We previously reported nano-pulse treatment (NPT), a pulsed power technology, resulted in 4T1-luc mammary tumor elimination and a strong in situ vaccination, thereby completely protecting tumor-free animals against a second live tumor challenge. The mechanism whereby NPT mounts effective antitumor immune responses in the 4T1 breast cancer predominantly immunosuppressive tumor microenvironment (TME) remains unanswered. In this study, orthotopic 4T1 mouse breast tumors were treated with NPT (100 ns, 50 kV/cm, 1000 pulses, 3 Hz). Blood, spleen, draining lymph nodes and tumors were harvested at 4-hour, 8-hour, 1-, 3-, 7-day.
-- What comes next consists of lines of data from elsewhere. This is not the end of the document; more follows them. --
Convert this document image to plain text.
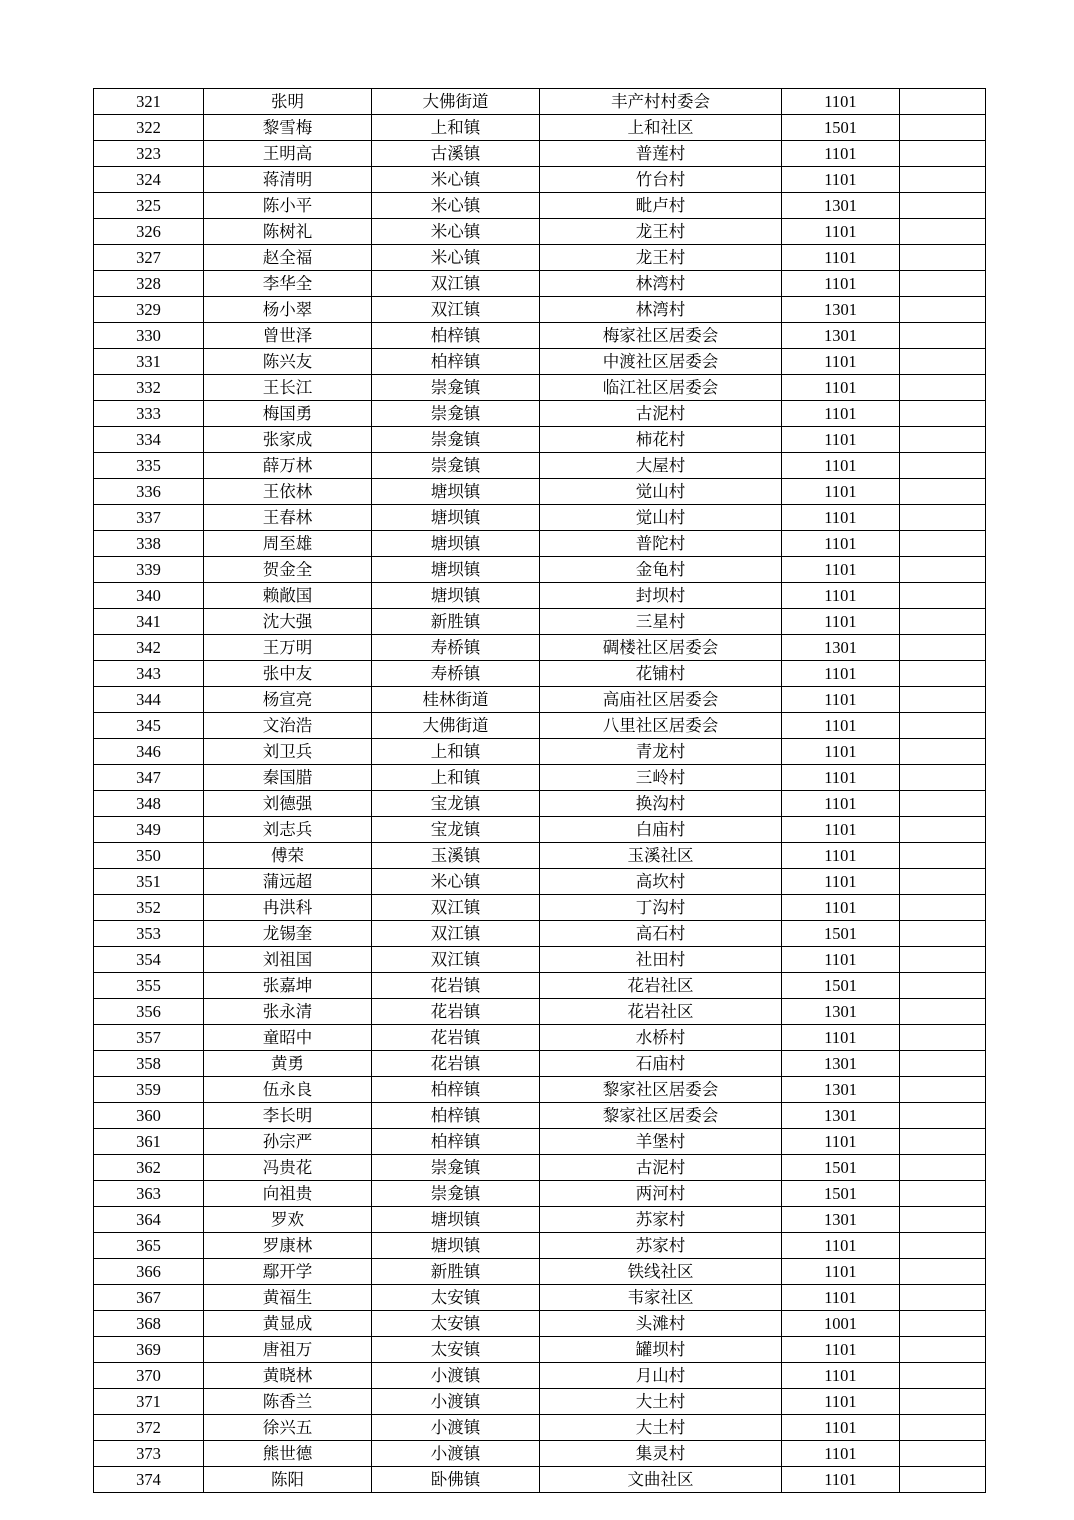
321	张明	大佛街道	丰产村村委会	1101	
322	黎雪梅	上和镇	上和社区	1501	
323	王明高	古溪镇	普莲村	1101	
324	蒋清明	米心镇	竹台村	1101	
325	陈小平	米心镇	毗卢村	1301	
326	陈树礼	米心镇	龙王村	1101	
327	赵全福	米心镇	龙王村	1101	
328	李华全	双江镇	林湾村	1101	
329	杨小翠	双江镇	林湾村	1301	
330	曾世泽	柏梓镇	梅家社区居委会	1301	
331	陈兴友	柏梓镇	中渡社区居委会	1101	
332	王长江	崇龛镇	临江社区居委会	1101	
333	梅国勇	崇龛镇	古泥村	1101	
334	张家成	崇龛镇	柿花村	1101	
335	薛万林	崇龛镇	大屋村	1101	
336	王依林	塘坝镇	觉山村	1101	
337	王春林	塘坝镇	觉山村	1101	
338	周至雄	塘坝镇	普陀村	1101	
339	贺金全	塘坝镇	金龟村	1101	
340	赖敞国	塘坝镇	封坝村	1101	
341	沈大强	新胜镇	三星村	1101	
342	王万明	寿桥镇	碉楼社区居委会	1301	
343	张中友	寿桥镇	花铺村	1101	
344	杨宣亮	桂林街道	高庙社区居委会	1101	
345	文治浩	大佛街道	八里社区居委会	1101	
346	刘卫兵	上和镇	青龙村	1101	
347	秦国腊	上和镇	三岭村	1101	
348	刘德强	宝龙镇	换沟村	1101	
349	刘志兵	宝龙镇	白庙村	1101	
350	傅荣	玉溪镇	玉溪社区	1101	
351	蒲远超	米心镇	高坎村	1101	
352	冉洪科	双江镇	丁沟村	1101	
353	龙锡奎	双江镇	高石村	1501	
354	刘祖国	双江镇	社田村	1101	
355	张嘉坤	花岩镇	花岩社区	1501	
356	张永清	花岩镇	花岩社区	1301	
357	童昭中	花岩镇	水桥村	1101	
358	黄勇	花岩镇	石庙村	1301	
359	伍永良	柏梓镇	黎家社区居委会	1301	
360	李长明	柏梓镇	黎家社区居委会	1301	
361	孙宗严	柏梓镇	羊堡村	1101	
362	冯贵花	崇龛镇	古泥村	1501	
363	向祖贵	崇龛镇	两河村	1501	
364	罗欢	塘坝镇	苏家村	1301	
365	罗康林	塘坝镇	苏家村	1101	
366	鄢开学	新胜镇	铁线社区	1101	
367	黄福生	太安镇	韦家社区	1101	
368	黄显成	太安镇	头滩村	1001	
369	唐祖万	太安镇	罐坝村	1101	
370	黄晓林	小渡镇	月山村	1101	
371	陈香兰	小渡镇	大土村	1101	
372	徐兴五	小渡镇	大土村	1101	
373	熊世德	小渡镇	集灵村	1101	
374	陈阳	卧佛镇	文曲社区	1101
Additional studies were conducted over 3-month posttreatment intervals for the analysis of frequencies, death and functional markers of various immune cells in addition to suppressor function of regulatory T cells (Tregs). NPT was verified to elicit strong in situ vaccination (ISV) against breast cancer and promoted both acute and long-term T cell memory. NPT abolished immunosuppressive dominance systemically and in the TME by substantially reducing Tregs, myeloid-derived suppressor cells (MDSCs), and tumor-associated macrophages (TAMs). NPT induced apoptosis in Tregs and TAMs. It also functionally diminished the Treg suppression capacity, likely explained by the downregulation of activation markers, particularly 4-1BB and TGFβ, and a phenotypic shift from predominantly activated (CD44+CD62L-) to naïve (CD44-CD62L+) Tregs. Importantly, NPT selectively induced apoptosis in activated Tregs and spared effector CD4+ and CD8+ T cells. These changes were followed by a concomitant rise in CD8+CD103+ tissue-resident memory T cells and TAM M1 polarization. These findings indicate that NPT effectively switches the TME and secondary lymphatic systems from an immunosuppressive to an immunostimulatory state allowing cytotoxic T-cell function and immune memory formation to eliminate cancer cells and account for the NPT in situ vaccination.